Time to restore service is measured from the first failed sync or health degradation event to restoration.

Deployment audit trail — every change to the GitOps repository creates a Git commit with author, timestamp, and message. Every ArgoCD sync operation is recorded in ArgoCD’s operation history. Together, these create a complete audit trail: who committed what change when, and when that change was applied to which cluster.

For compliance requirements (SOX, HIPAA, PCI-DSS), this audit trail is valuable. ArgoCD’s operation logs, combined with Git commit history, provide tamper-evident records of every production change.

Alerting on GitOps health:

# Alertmanager rule for sync failures
groups:
- name: argocd-alerts
  rules:
  - alert: ArgoCDAppOutOfSync
    expr: |
      argocd_app_info{sync_status="OutOfSync", project="ml-platform"} == 1
    for: 30m
    labels:
      severity: warning
    annotations:
      summary: "ArgoCD application {{ $labels.name }} is out of sync"
      description: "Application has been OutOfSync for 30 minutes - manual intervention may be required"
  
  - alert: ArgoCDAppDegraded
    expr: |
      argocd_app_info{health_status="Degraded"} == 1
    for: 5m
    labels:
      severity: critical
    annotations:
      summary: "ArgoCD application {{ $labels.name }} is degraded"
  
  - alert: ArgoCDSyncFailed
    expr: |
      argocd_app_sync_total{phase="Error"} > 0
    for: 0m
    labels:
      severity: high
    annotations:
      summary: "ArgoCD sync failed for {{ $labels.name }}"

GitOps dashboard in Grafana — a dedicated dashboard for the GitOps layer shows: number of applications per health/sync status, deployment frequency over time, sync duration trends, recent sync operations and their outcomes, applications most frequently going OutOfSync (which might indicate unauthorized manual changes), and deployment timeline (which applications were deployed when, correlated with application metrics).

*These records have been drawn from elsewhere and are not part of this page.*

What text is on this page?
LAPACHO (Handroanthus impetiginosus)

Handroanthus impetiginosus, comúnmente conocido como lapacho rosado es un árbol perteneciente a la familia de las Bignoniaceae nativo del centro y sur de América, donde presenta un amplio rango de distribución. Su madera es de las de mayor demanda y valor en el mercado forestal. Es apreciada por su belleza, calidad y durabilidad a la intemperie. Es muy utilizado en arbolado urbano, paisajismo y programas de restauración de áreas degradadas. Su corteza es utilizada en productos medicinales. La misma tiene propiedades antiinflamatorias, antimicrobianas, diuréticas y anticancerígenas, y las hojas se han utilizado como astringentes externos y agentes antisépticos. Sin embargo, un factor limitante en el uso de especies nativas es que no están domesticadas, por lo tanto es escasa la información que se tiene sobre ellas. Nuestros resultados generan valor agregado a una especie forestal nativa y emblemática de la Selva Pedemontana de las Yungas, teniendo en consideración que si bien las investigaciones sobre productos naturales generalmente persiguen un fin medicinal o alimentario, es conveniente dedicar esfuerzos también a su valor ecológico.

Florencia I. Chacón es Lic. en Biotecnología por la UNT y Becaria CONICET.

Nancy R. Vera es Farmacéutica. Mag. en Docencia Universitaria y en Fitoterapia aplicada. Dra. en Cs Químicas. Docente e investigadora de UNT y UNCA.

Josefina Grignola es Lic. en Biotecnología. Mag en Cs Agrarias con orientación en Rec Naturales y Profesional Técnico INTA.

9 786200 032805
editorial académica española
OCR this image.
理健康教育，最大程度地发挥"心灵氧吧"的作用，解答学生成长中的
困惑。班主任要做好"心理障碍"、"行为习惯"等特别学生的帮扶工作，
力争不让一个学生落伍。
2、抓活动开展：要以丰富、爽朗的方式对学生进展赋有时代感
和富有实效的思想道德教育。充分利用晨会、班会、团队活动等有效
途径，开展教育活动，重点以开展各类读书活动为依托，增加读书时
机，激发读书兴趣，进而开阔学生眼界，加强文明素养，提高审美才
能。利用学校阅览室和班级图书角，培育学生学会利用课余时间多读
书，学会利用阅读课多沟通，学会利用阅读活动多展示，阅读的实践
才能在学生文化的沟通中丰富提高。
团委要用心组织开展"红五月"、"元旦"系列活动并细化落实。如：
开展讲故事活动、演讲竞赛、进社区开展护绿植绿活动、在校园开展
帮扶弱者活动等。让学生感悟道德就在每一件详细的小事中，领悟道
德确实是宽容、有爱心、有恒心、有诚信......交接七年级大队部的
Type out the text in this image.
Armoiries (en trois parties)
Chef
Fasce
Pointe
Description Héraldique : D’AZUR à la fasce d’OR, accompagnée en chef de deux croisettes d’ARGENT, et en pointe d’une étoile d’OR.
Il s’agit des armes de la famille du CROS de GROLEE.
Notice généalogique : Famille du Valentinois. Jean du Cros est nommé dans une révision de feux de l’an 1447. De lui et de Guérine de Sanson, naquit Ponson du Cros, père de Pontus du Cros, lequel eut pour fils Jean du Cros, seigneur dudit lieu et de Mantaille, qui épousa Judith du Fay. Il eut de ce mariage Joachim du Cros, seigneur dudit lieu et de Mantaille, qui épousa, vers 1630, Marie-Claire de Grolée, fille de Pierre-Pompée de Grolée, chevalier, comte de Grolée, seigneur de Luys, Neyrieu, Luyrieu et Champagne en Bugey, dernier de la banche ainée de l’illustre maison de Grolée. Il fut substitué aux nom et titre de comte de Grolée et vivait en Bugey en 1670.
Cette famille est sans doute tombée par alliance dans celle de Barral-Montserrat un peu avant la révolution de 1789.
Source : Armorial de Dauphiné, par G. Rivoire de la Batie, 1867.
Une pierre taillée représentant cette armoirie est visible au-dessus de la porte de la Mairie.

Notification integration — ArgoCD’s notification controller sends deployment events to Slack, PagerDuty, or email:

apiVersion: v1
kind: ConfigMap
metadata:
  name: argocd-notifications-cm
data:
  trigger.on-sync-succeeded: |
    - description: Notify on successful sync
      send: [slack-deployment]
      when: app.status.operationState.phase in ['Succeeded']
  
  trigger.on-sync-failed: |
    - description: Alert on sync failure  
      send: [slack-alerts, pagerduty]
      when: app.status.operationState.phase in ['Error', 'Failed']
  
  template.slack-deployment: |
    message: |
      :white_check_mark: *Deployed {{ .app.metadata.name }}*
      Version: {{ .app.status.summary.images | join ", " }}
      Commit: {{ .app.status.operationState.syncResult.revision | truncate 8 "" }}
      Author: {{ (call .repo.GetCommitMetadata .app.status.operationState.syncResult.revision).Author }}

Correlating deployment events with application metrics — in Grafana, add ArgoCD sync events as annotations on your application dashboards. When you see a latency spike at 14:23, you can immediately see that a deployment happened at 14:21, correlating the infrastructure event with the application impact. This is the GitOps-native equivalent of deployment markers on dashboards, and it works automatically because ArgoCD emits structured events that can be queried and annotated.


The thread connecting all of them is this: GitOps is fundamentally about making the deployment process auditable, reversible, and consistent by treating system state the same way good engineers treat code — versioned, reviewed, immutable once merged, and always recoverable. Every concept here, from ArgoCD’s reconciliation loop to multi-cluster patterns to secret management, is a specific solution to a specific challenge in maintaining that discipline at production scale.